Prosiding Seminar Nasional Teknologi Terapan SV UGM 2015 94

SIFAT FISIKA KAYU JATI PADA DUA KETINGGIAN

TEMPAT TUMBUH YANG BERBEDA DI HUTAN RAKYAT

KABUPATEN KULON PROGO

Agus Ngadianto1 , Dinar Ayu Agustin2, Nurati Oktavia Putri2 dan Elsa Rosalia2

1 Staf Pengajar Pengelolaan Hutan, Sekolah Vokasi Universitas Gadjah Mada

2 Mahasiswa Pengelolaan Hutan, Sekolah Vokasi Universitas Gadjah Mada [email protected]

Intisari- Pertumbuhan penduduk yang meningkat

berbanding lurus terhadap kebutuhan kayu, namun

potensi kayu semakin menurun akibat ekploitasi yang

berlebihan dan kerusakan alam yang menyebabkan

kesulitan dalam pemenuhan terhadap kebutuhan

kayu.
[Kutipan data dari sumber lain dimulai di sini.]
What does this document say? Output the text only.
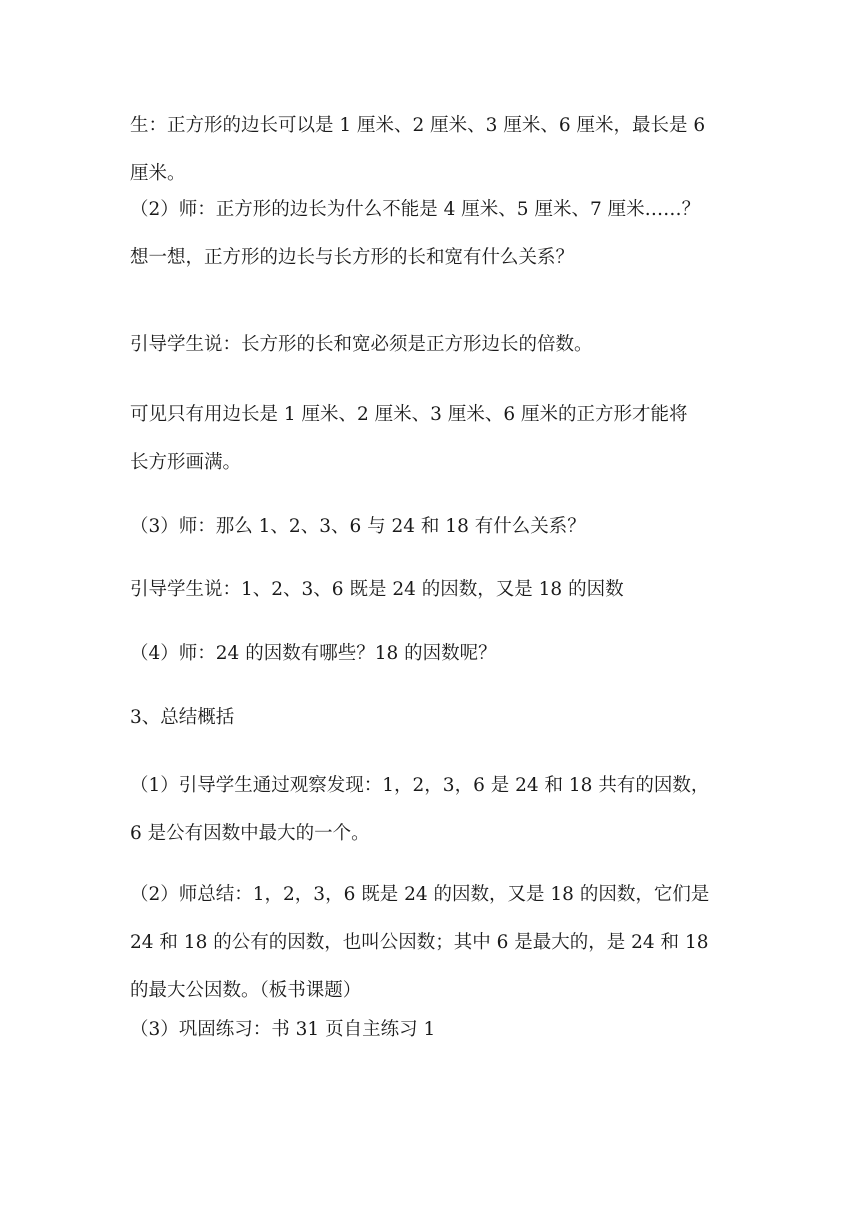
生：正方形的边长可以是 1 厘米、2 厘米、3 厘米、6 厘米，最长是 6
厘米。

（2）师：正方形的边长为什么不能是 4 厘米、5 厘米、7 厘米……？
想一想，正方形的边长与长方形的长和宽有什么关系？

引导学生说：长方形的长和宽必须是正方形边长的倍数。

可见只有用边长是 1 厘米、2 厘米、3 厘米、6 厘米的正方形才能将
长方形画满。

（3）师：那么 1、2、3、6 与 24 和 18 有什么关系？

引导学生说：1、2、3、6 既是 24 的因数，又是 18 的因数

（4）师：24 的因数有哪些？18 的因数呢？

3、总结概括

（1）引导学生通过观察发现：1，2，3，6 是 24 和 18 共有的因数，
6 是公有因数中最大的一个。

（2）师总结：1，2，3，6 既是 24 的因数，又是 18 的因数，它们是
24 和 18 的公有的因数，也叫公因数；其中 6 是最大的，是 24 和 18
的最大公因数。（板书课题）

（3）巩固练习：书 31 页自主练习 1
Oleh karena itu diperlukan upaya pemanfaatan

kayu yang optimal dengan menggunakan semua hasil

tebangan yang ada sehingga diharapkan dapat

mengatasi permasalahan tersebut. Salah satu jenis

kayu yang sering digunakan di Indonesia adalah kayu

jati (Tectona grandis L.f.). Pengelolaan tumbuhan jati

di pulau Jawa dilakukan dalam dua bentuk

pengelolaan yaitu tanaman jati yang berasal dari

hutan rakyat dan tanaman yang dikelola oleh Perum

Perhutani. Secara garis besar, penelitian ini

difokuskan untuk mengetahui sifat fisika kayu jati yang

berasal dari hutan rakyat pada variasi kedudukan aksial

dan radial yang ditanam pada dua ketinggian tempat

tumbuh yang berbeda yang berasal dari Kabupaten Kulon

Progo, Yogyakarta.Penelitian menggunakan rancangan

acak lengkap dengan 3 faktor dan 4 ulangan yaitu

ketinggian tempat tumbuh (±300 m dpl dan ±600 m

dpl), kedudukan aksial batang (Pangkal dan ujung

batang) serta kedudukan radial batang (dekat hati,

tengah dan dekat kulit). Pembuatan contoh uji dan

pengujian sifat fisika dan mekanika mengikuti British

Standard Method 373 Tahun 1957. Hasil penelitian

menunjukkan bahwa Interaksi antara faktor arah

aksial dan radial kayu jati baik yang tumbuh di lokasi

1 (± 300 mdpl) maupun yang tumbuh dilokasi 2 (± 600

mdpl) tidak memberikan pengaruh yang nyata

terhadap nilai kadar air, berat jenis, warna dan

perubahan dimensi. Sifat kayu jati yang tumbuh di

lokasi 1 (± 300 mdpl) maupun yang tumbuh dilokasi 2

(± 600 mdpl) masih memiliki sifat fisika yang rendah,

hal ini dikarenakan umur kayu yang dipanen masih

terlalu muda.

Kata kunci : Kayu jati, Hutan rakyat, Kedudukan

aksial,Kedudukan radial, Sifat fisika

PENDAHULUAN

Kayu merupakan bahan baku yang tidak

lepas dari kehidupan manusia sebagai alat

pemenuhan kebutuhan seperti bahan bakar, mebel

dan bahan baku industri. Pertumbuhan penduduk

yang meningkat berbanding lurus terhadap

kebutuhan kayu, namun potensi kayu semakin

menurun akibat ekploitasi yang berlebihan dan

kerusakan hutan yang menyebabkan kesulitan

dalam pemenuhan terhadap kebutuhan kayu

tersebut. Oleh karena itu diperlukan upaya

pemanfaatan kayu seoptimal mungkin dengan

menggunakan semua hasil tebangan yang ada

sehingga diharapkan dapat mengatasi permasalahan

tersebut.

Pemilihan dan penggunaan kayu untuk suatu

tujuan pemakaian memerlukan pengetahuan tentang

sifat-sifat kayu. Sifat-sifat ini penting dalam

industri pengolahan kayu karena dengan

pengetahuan sifat tersebut dapat dipilih jenis kayu

yang tepat untuk berbagai tujuan penggunaan.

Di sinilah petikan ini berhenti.